随時血糖が低いとは、食事の時間に関わらず測定した血糖値が、正常範囲よりも低い状態を指します。これは一般的に「低血糖」と呼ばれ、私たちの体がエネルギー源であるブドウ糖を十分に利用できていないことを示しています。低血糖は、軽度であれば自覚症状も少ないことがありますが、進行すると意識障害など重篤な状態に陥ることもあるため、その基本的な知識を持つことが大切です。
低血糖の定義と基準値
低血糖は、血液中のブドウ糖濃度が一定の基準値を下回った状態を指します。一般的に、血糖値が70mg/dL未満になると低血糖と判断されます。特に、血糖値が50mg/dLを下回ると、意識障害などの重篤な症状が現れるリスクが高まります。
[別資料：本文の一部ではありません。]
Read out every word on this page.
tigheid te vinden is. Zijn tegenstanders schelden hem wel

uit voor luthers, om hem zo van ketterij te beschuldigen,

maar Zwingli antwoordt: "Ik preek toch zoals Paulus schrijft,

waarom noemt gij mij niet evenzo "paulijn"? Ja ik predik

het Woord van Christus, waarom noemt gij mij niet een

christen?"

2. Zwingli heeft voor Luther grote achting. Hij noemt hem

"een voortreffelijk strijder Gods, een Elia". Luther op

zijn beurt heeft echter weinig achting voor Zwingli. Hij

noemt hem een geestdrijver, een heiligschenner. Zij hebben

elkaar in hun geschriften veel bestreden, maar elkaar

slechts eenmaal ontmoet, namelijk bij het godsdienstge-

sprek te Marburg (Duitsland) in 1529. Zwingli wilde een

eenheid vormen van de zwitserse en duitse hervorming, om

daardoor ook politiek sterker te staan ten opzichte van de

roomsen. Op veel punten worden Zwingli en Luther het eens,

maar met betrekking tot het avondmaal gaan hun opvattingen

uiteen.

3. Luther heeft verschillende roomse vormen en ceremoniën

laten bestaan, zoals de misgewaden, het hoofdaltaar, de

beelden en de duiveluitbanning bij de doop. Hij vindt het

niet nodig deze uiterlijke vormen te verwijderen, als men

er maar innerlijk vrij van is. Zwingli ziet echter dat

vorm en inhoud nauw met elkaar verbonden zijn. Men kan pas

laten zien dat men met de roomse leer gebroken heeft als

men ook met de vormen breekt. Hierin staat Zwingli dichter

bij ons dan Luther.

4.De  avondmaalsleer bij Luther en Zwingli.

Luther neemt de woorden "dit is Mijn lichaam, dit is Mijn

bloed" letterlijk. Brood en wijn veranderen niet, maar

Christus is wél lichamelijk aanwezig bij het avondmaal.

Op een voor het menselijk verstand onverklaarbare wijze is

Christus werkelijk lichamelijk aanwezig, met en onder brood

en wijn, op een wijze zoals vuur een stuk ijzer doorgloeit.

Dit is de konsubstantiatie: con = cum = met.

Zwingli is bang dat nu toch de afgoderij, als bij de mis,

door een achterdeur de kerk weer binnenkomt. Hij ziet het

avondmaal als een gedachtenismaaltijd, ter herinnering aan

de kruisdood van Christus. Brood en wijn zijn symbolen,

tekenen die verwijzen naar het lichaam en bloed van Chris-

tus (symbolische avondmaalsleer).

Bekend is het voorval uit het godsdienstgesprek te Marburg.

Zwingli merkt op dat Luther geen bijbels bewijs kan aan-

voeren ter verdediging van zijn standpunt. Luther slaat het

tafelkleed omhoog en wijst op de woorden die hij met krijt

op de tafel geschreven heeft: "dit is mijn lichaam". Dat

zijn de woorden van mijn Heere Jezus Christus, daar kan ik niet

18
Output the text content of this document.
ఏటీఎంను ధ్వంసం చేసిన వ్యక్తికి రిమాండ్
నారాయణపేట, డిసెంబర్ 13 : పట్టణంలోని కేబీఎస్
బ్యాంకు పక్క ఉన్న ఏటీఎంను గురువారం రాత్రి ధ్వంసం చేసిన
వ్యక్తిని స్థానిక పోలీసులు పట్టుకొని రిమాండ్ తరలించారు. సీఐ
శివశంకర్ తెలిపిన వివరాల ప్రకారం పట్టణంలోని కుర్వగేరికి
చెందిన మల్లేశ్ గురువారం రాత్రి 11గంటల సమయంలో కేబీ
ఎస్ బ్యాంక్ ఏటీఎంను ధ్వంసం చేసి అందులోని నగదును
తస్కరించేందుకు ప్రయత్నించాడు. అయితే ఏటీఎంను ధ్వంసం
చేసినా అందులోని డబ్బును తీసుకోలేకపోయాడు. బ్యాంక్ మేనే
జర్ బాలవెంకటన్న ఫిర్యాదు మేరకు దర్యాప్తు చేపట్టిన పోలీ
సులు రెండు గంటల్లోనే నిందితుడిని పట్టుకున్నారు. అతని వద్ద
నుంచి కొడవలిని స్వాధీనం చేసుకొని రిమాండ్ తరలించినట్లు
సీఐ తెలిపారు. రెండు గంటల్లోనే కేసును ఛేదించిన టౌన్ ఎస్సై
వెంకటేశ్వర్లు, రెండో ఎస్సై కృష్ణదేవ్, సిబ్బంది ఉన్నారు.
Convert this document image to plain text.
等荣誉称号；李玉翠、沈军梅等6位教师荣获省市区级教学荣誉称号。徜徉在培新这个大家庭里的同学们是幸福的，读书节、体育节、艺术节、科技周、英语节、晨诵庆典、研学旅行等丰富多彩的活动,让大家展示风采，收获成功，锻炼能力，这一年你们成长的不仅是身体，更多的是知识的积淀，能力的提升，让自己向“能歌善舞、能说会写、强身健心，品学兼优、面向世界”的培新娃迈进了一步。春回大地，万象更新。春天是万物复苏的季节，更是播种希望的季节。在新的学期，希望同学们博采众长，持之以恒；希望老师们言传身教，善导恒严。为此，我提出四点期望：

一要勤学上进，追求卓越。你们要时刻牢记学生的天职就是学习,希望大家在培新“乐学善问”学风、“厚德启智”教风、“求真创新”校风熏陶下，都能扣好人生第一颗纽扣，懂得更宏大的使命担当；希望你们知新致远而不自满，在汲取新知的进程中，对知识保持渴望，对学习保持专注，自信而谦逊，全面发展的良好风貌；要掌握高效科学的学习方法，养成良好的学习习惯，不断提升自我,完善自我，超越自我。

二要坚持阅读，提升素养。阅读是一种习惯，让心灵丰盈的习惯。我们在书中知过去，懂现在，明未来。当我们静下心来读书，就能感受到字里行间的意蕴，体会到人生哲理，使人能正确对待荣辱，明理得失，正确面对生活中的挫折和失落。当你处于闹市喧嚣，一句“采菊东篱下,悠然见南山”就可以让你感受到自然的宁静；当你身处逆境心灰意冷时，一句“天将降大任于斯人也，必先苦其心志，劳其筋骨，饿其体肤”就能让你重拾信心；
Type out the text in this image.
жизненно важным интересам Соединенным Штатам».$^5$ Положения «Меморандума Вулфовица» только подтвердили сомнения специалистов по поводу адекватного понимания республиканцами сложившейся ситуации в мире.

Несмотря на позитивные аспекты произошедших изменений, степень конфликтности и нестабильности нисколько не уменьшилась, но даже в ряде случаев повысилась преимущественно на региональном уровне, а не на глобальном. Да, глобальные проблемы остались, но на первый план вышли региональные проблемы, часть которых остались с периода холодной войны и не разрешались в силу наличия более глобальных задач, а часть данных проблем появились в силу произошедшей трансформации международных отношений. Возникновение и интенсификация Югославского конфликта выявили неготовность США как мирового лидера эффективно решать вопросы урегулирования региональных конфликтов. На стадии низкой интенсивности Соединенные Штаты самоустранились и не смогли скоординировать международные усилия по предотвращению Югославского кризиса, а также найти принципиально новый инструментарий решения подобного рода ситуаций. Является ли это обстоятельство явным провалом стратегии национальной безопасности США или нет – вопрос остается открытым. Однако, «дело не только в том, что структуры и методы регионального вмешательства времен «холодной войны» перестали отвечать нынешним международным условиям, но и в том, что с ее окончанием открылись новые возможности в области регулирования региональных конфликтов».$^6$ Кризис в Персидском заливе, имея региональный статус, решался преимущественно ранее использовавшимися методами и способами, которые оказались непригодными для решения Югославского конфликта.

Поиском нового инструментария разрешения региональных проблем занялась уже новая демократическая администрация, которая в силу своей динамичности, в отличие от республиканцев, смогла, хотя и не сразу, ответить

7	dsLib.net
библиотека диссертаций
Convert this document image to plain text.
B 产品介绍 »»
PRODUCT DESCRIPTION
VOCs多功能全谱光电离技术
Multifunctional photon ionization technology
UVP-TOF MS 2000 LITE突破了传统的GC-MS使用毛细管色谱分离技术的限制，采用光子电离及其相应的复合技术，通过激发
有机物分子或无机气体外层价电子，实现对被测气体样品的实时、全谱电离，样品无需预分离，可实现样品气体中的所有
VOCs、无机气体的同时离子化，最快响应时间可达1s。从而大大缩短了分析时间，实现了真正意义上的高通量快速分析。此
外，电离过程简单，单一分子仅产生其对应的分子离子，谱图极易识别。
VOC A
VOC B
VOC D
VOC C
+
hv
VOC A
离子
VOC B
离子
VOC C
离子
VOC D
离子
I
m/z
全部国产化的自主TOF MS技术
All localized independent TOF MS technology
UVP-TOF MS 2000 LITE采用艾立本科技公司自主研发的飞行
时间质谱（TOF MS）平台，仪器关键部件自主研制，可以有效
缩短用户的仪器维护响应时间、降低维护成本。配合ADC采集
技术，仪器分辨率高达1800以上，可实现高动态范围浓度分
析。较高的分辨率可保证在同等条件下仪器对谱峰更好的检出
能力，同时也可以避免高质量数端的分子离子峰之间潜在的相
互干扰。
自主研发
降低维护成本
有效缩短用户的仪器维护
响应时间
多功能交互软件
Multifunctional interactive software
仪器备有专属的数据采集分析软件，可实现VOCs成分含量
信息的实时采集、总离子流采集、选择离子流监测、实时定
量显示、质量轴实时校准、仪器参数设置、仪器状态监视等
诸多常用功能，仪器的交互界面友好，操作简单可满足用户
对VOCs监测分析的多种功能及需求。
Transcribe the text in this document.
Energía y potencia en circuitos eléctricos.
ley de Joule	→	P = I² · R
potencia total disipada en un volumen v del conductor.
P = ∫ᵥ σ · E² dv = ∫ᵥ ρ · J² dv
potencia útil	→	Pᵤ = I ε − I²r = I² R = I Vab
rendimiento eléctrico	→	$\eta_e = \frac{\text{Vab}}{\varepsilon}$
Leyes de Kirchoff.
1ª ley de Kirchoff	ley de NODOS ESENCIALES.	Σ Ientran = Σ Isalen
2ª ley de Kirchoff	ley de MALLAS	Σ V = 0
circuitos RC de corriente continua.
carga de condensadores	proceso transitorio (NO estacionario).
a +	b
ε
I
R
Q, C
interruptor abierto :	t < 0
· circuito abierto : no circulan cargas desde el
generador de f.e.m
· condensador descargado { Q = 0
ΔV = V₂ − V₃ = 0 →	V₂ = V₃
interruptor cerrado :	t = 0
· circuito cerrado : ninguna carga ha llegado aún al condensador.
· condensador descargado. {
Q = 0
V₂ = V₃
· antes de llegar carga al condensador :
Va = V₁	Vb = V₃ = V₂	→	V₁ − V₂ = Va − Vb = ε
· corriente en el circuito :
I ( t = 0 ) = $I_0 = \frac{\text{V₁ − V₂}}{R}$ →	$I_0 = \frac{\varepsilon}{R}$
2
この基準値は、糖尿病の有無にかかわらず、すべての人に共通するものです。
血糖値は食事や運動、ストレスなど様々な要因で変動するため、随時血糖値が低い場合は、その原因を詳しく探ることが重要になります。
随時血糖値が低いことの重要性
随時血糖値が低いことは、単なる一時的な体調不良として見過ごされがちですが、体にとっては重要な意味を持ちます。私たちの脳はブドウ糖を唯一のエネルギー源としているため、血糖値が低下すると脳機能に直接影響が出ます。集中力の低下やめまい、さらには意識を失うといった症状に繋がることもあります。また、低血糖が頻繁に起こる場合は、何らかの病気が隠れている可能性も考えられます。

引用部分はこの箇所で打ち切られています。